Current studies suggest that the homeostatic balance between oxidants and antioxidants is altered in age-related lung fibrosis and contribute to its pathogenesis. Restoration of redox imbalance using exogenous redox modulatory agents could be an effective therapeutic strategy in age-related lung fibrosis. GSH levels are essential for an optimal antioxidant defense against oxidative stress.
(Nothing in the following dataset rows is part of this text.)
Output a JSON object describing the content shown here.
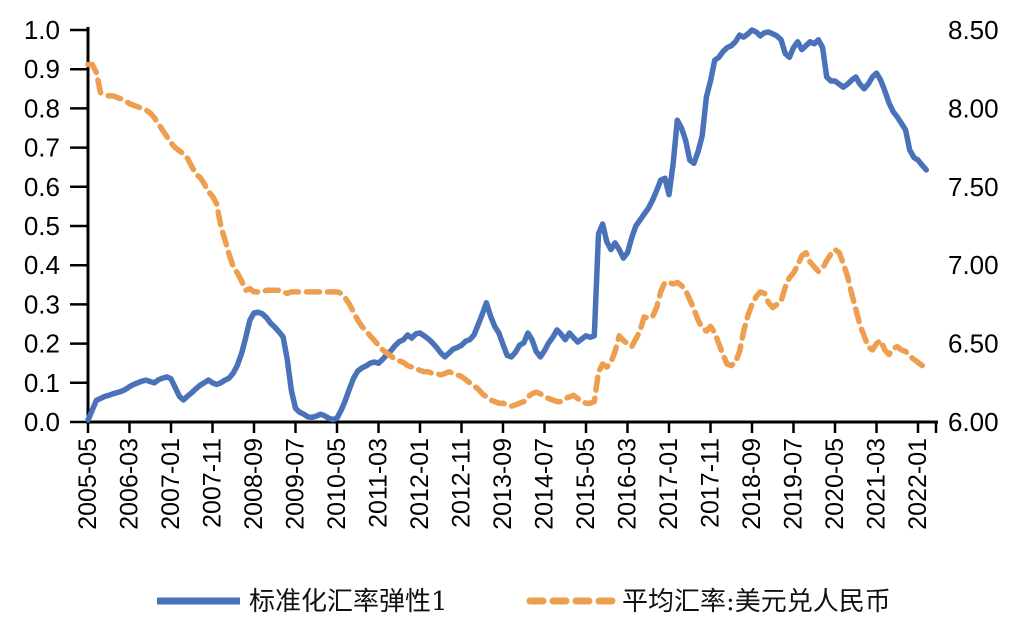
{
  "chart_data": {
    "type": "line",
    "title": "",
    "x_start_month": "2005-05",
    "x_frequency": "monthly",
    "x_tick_labels": [
      "2005-05",
      "2006-03",
      "2007-01",
      "2007-11",
      "2008-09",
      "2009-07",
      "2010-05",
      "2011-03",
      "2012-01",
      "2012-11",
      "2013-09",
      "2014-07",
      "2015-05",
      "2016-03",
      "2017-01",
      "2017-11",
      "2018-09",
      "2019-07",
      "2020-05",
      "2021-03",
      "2022-01"
    ],
    "y_left_axis": {
      "min": 0.0,
      "max": 1.0,
      "tick_step": 0.1,
      "tick_labels": [
        "0.0",
        "0.1",
        "0.2",
        "0.3",
        "0.4",
        "0.5",
        "0.6",
        "0.7",
        "0.8",
        "0.9",
        "1.0"
      ]
    },
    "y_right_axis": {
      "min": 6.0,
      "max": 8.5,
      "tick_step": 0.5,
      "tick_labels": [
        "6.00",
        "6.50",
        "7.00",
        "7.50",
        "8.00",
        "8.50"
      ]
    },
    "grid": false,
    "legend_position": "bottom",
    "series": [
      {
        "name": "标准化汇率弹性1",
        "axis": "left",
        "style": "solid",
        "color": "#4A72B8",
        "values": [
          0.005,
          0.03,
          0.055,
          0.06,
          0.065,
          0.068,
          0.072,
          0.075,
          0.078,
          0.083,
          0.09,
          0.096,
          0.1,
          0.104,
          0.107,
          0.103,
          0.1,
          0.108,
          0.112,
          0.115,
          0.11,
          0.088,
          0.066,
          0.056,
          0.066,
          0.075,
          0.085,
          0.094,
          0.1,
          0.107,
          0.1,
          0.096,
          0.1,
          0.107,
          0.112,
          0.125,
          0.145,
          0.175,
          0.215,
          0.26,
          0.278,
          0.28,
          0.276,
          0.266,
          0.252,
          0.242,
          0.23,
          0.217,
          0.16,
          0.08,
          0.035,
          0.025,
          0.02,
          0.013,
          0.012,
          0.015,
          0.02,
          0.016,
          0.01,
          0.006,
          0.01,
          0.03,
          0.055,
          0.085,
          0.112,
          0.13,
          0.138,
          0.143,
          0.15,
          0.153,
          0.15,
          0.16,
          0.172,
          0.182,
          0.195,
          0.205,
          0.21,
          0.222,
          0.214,
          0.225,
          0.227,
          0.22,
          0.212,
          0.202,
          0.19,
          0.176,
          0.166,
          0.176,
          0.186,
          0.19,
          0.196,
          0.206,
          0.21,
          0.222,
          0.248,
          0.275,
          0.304,
          0.27,
          0.244,
          0.227,
          0.198,
          0.17,
          0.166,
          0.178,
          0.196,
          0.202,
          0.227,
          0.21,
          0.18,
          0.166,
          0.182,
          0.202,
          0.216,
          0.235,
          0.224,
          0.21,
          0.227,
          0.215,
          0.204,
          0.212,
          0.22,
          0.216,
          0.22,
          0.48,
          0.505,
          0.46,
          0.44,
          0.457,
          0.44,
          0.418,
          0.432,
          0.47,
          0.5,
          0.515,
          0.53,
          0.545,
          0.565,
          0.59,
          0.617,
          0.622,
          0.58,
          0.66,
          0.77,
          0.75,
          0.719,
          0.668,
          0.66,
          0.69,
          0.73,
          0.829,
          0.87,
          0.923,
          0.93,
          0.945,
          0.955,
          0.96,
          0.97,
          0.987,
          0.982,
          0.99,
          1.0,
          0.995,
          0.985,
          0.993,
          0.995,
          0.99,
          0.985,
          0.975,
          0.94,
          0.93,
          0.955,
          0.97,
          0.95,
          0.96,
          0.97,
          0.965,
          0.975,
          0.955,
          0.88,
          0.87,
          0.87,
          0.862,
          0.854,
          0.862,
          0.872,
          0.88,
          0.862,
          0.85,
          0.862,
          0.88,
          0.89,
          0.872,
          0.845,
          0.814,
          0.792,
          0.778,
          0.762,
          0.745,
          0.694,
          0.675,
          0.668,
          0.655,
          0.643
        ]
      },
      {
        "name": "平均汇率:美元兑人民币",
        "axis": "right",
        "style": "dashed",
        "color": "#ED9E4F",
        "values": [
          8.28,
          8.28,
          8.23,
          8.1,
          8.09,
          8.08,
          8.08,
          8.07,
          8.06,
          8.05,
          8.03,
          8.02,
          8.01,
          8.0,
          7.99,
          7.97,
          7.94,
          7.9,
          7.86,
          7.82,
          7.78,
          7.75,
          7.73,
          7.71,
          7.68,
          7.63,
          7.58,
          7.56,
          7.52,
          7.47,
          7.44,
          7.39,
          7.25,
          7.16,
          7.07,
          6.99,
          6.95,
          6.9,
          6.84,
          6.85,
          6.83,
          6.83,
          6.83,
          6.84,
          6.84,
          6.84,
          6.84,
          6.83,
          6.82,
          6.83,
          6.83,
          6.83,
          6.83,
          6.83,
          6.83,
          6.83,
          6.83,
          6.83,
          6.83,
          6.83,
          6.83,
          6.82,
          6.79,
          6.75,
          6.7,
          6.65,
          6.61,
          6.58,
          6.55,
          6.52,
          6.49,
          6.46,
          6.44,
          6.42,
          6.4,
          6.39,
          6.38,
          6.36,
          6.35,
          6.34,
          6.33,
          6.32,
          6.32,
          6.31,
          6.31,
          6.3,
          6.31,
          6.32,
          6.31,
          6.3,
          6.29,
          6.27,
          6.25,
          6.23,
          6.21,
          6.18,
          6.16,
          6.14,
          6.13,
          6.12,
          6.12,
          6.11,
          6.1,
          6.11,
          6.12,
          6.13,
          6.16,
          6.18,
          6.19,
          6.18,
          6.16,
          6.15,
          6.14,
          6.13,
          6.13,
          6.15,
          6.16,
          6.17,
          6.15,
          6.13,
          6.12,
          6.12,
          6.13,
          6.32,
          6.37,
          6.35,
          6.38,
          6.45,
          6.55,
          6.52,
          6.5,
          6.48,
          6.53,
          6.58,
          6.67,
          6.66,
          6.67,
          6.73,
          6.83,
          6.89,
          6.89,
          6.88,
          6.89,
          6.87,
          6.84,
          6.78,
          6.72,
          6.65,
          6.6,
          6.58,
          6.61,
          6.57,
          6.5,
          6.43,
          6.37,
          6.36,
          6.38,
          6.45,
          6.58,
          6.68,
          6.75,
          6.8,
          6.83,
          6.82,
          6.76,
          6.73,
          6.75,
          6.77,
          6.86,
          6.92,
          6.95,
          7.0,
          7.06,
          7.08,
          7.02,
          6.99,
          6.96,
          6.98,
          7.03,
          7.07,
          7.1,
          7.08,
          7.01,
          6.93,
          6.82,
          6.72,
          6.62,
          6.55,
          6.48,
          6.46,
          6.5,
          6.52,
          6.46,
          6.43,
          6.47,
          6.48,
          6.46,
          6.45,
          6.42,
          6.4,
          6.38,
          6.36,
          6.37
        ]
      }
    ]
  },
  "colors": {
    "blue": "#4A72B8",
    "orange": "#ED9E4F",
    "axis": "#000000",
    "background": "#FFFFFF"
  }
}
N-acetylcysteine (NAC), a precursor of GSH synthesis, is a scavenger of ROS and has been shown to ameliorate fibrosis in various animal models [201], [202]. NAC has been shown to improve redox imbalance in IPF [203]; however, its therapeutic efficacy is variable with most of studies indicating minimal effect [204], [205]. Genetic factors such as specific gene polymorphisms may explain the variable response to NAC therapy in IPF patients, and suggest personalized approaches to more effective treatment of IPF [206]. GKT137831, a specific NOX1/4 inhibitor developed by Genkyotex (Geneva, Switzerland), has been shown to partially reverse persistent fibrosis in aged mice [39]. However, its therapeutic efficacy has not been evaluated in IPF patients. Resveratrol, a plant-derived antioxidant stilbenoid, attenuates oxidative stress and fibrosis in animal models [207], [208], although clinical trials have not been conducted. Similarly, studies of Nrf2 activators for IPF are lacking. Thus, clinical studies of a number of potentially effective redox-modulatory therapies may be anticipated in the near future. In addition to the identification of critical targets and development of safe, selective compounds for clinical testing, personalized approaches to study design are likely to produce the best results.

Conclusion

Normal tissue repair mandates a well-organized temporal execution of reparative functions and interactions between different cell types. Imbalance in redox regulatory mechanisms associated with aging can result from deficient activity of antioxidant mechanisms or elevated generation of ROS. Age-related increases in ROS generation may be related to mitochondrial dysfunction and/or higher expression and activity of NOX enzymes. As highlighted in this review, the redox imbalance with aging can lead to profound alterations in cellular phenotypes and cell-cell interactions that amplify fibrotic responses. Strategies that reinstate redox balance in age-related lung fibrosis may prove to be therapeutically more effective.